After a few minutes, Miss Mega and Wheelman hadn't smelled anything, and Jonni confirmed what Squid Kid had detected. Phantasmo didn't smell anything special, but one of his multitude of ghosts -- an elderly woman who he claimed was a former medium -- said it "reeeeked of necrooomancy most viiiiile."

"That's good enough for me," said Chrome Cobra. "We got confirmed magic here, folks. Likely spellcasting and possible human sacrifice. Not sure why someone's enchanting a telescope, but we can find that later after we bust up the magic users. Daphne, you got any ideas about which of Astrotech's local facilities we should investigate?"

"Yeah, they got a research lab on the north edge of the city," said Daphne. "Very isolated, very heavy security. That's probably the target you guys are going to want to hit."

"Aren't you coming with us?" asked Iota. "You know the blueprint on the facility, right?'

"Iota, baby, I'm a private detective," she laughed. "I'm not a superhero, and I don't do this stuff for free. You got enough to pay my fees?"

"Don't worry," said the Cobra. "We should be able to handle this. Of course, it'll suck to do all that investigative legwork and let the rest of us get all the credit and publicity, but sacrifices must be made."

Cue the jaw drop. Cue the enraged glare. "Fine, I'll come along," Diller spat. "I gotta quit answering my beeper when you call."

Ten minutes later, after a quick trip across town, Gearbox remotely deactivated the Astrotech security alarms, and Iota shrank underneath the front door and opened the lock. From the looks of the place, the lab was completely deserted, which meant we'd be able to look around all we wanted. Not really what we were looking forward to -- you get every superhero in Metro City together, and there's some expectation that we'd be up for some fighting. No one wants a big climactic crisis, of course -- but I felt guilty. I could've snooped around an empty lab all by myself. Everyone else could've been spending the evening taking down muggers and convenience store robbers and supervillains.

It didn't take long for us to find the main lab -- and it definitely wasn't what we were expecting. It was a huge circular room, with walls lined with crystals, lenses, and pentagrams, and ornate designs sprawled across the floor and ceiling. The place was jammed full of Nebula-9000 telescopes.
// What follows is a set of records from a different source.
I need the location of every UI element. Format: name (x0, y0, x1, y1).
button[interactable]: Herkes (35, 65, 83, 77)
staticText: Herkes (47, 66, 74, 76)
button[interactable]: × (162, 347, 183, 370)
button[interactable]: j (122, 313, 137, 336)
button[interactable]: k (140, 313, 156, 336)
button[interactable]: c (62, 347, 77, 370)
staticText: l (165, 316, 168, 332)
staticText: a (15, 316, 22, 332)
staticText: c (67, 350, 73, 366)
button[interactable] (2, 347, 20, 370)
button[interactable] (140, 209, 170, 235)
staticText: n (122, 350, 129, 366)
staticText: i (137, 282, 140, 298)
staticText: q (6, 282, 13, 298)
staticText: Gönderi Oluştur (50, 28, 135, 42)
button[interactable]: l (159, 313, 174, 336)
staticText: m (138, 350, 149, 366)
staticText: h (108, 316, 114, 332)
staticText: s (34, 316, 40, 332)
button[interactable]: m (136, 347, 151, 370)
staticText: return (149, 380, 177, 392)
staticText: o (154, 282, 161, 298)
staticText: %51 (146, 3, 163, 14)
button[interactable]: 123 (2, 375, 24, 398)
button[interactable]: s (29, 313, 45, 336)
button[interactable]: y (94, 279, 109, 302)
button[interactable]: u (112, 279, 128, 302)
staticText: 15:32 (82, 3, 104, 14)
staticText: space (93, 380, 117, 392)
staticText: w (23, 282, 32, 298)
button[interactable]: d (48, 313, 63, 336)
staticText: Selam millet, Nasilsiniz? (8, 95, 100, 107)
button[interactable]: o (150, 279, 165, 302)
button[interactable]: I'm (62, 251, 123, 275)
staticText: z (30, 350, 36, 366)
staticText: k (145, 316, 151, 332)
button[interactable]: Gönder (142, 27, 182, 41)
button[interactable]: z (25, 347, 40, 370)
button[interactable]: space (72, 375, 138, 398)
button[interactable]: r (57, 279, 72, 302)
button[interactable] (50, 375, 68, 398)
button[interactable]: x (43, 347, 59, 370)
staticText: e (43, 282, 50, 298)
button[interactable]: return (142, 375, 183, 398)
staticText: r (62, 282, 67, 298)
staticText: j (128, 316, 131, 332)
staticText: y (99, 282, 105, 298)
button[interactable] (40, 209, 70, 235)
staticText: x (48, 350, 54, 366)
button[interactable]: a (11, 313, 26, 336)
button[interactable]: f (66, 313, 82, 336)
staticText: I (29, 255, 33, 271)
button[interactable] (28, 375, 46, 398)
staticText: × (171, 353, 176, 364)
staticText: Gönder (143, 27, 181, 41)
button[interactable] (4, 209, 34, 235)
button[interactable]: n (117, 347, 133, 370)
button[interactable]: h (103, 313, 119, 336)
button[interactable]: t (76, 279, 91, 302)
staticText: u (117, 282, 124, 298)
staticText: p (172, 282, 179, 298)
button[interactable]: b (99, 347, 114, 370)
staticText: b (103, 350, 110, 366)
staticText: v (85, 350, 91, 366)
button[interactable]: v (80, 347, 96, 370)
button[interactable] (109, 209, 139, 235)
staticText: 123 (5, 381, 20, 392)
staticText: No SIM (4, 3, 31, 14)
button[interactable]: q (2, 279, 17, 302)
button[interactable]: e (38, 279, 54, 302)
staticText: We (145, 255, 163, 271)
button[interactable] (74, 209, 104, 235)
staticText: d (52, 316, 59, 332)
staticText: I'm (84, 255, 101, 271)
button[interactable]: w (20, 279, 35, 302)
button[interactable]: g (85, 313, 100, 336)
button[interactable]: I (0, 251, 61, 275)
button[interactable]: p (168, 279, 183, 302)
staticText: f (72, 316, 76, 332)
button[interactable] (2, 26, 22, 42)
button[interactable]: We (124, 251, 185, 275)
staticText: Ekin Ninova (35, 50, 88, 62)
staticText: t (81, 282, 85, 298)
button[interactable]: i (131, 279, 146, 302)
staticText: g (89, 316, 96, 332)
"These are the illegal scopes, right?" asked the Chrome Cobra as we entered the room. "We should get as many of these out of here as we can. We can drop 'em off with the feds and let them take care of the paperwork. Not the most exciting ending to the night, I guess..."

"Phantasmo, what's the matter?" asked Defender suddenly.

"What?" asked Phantasmo, looking puzzled even through his luchadore mask. "Is there something wrong?"

But I could see it now -- we all could. All night, El Phantasmo had been surrounded by wispy vapors and spirits, swirling around him like a spectral fog, sometimes formless, sometimes disturbingly solid and human-looking. There wasn't any fog around him at all now.

"Hey, where'd my ghosts go?" asked Phantasmo, right before his knees buckled and he fell to the floor.

I would've gone over to help him up, but I was already fast asleep.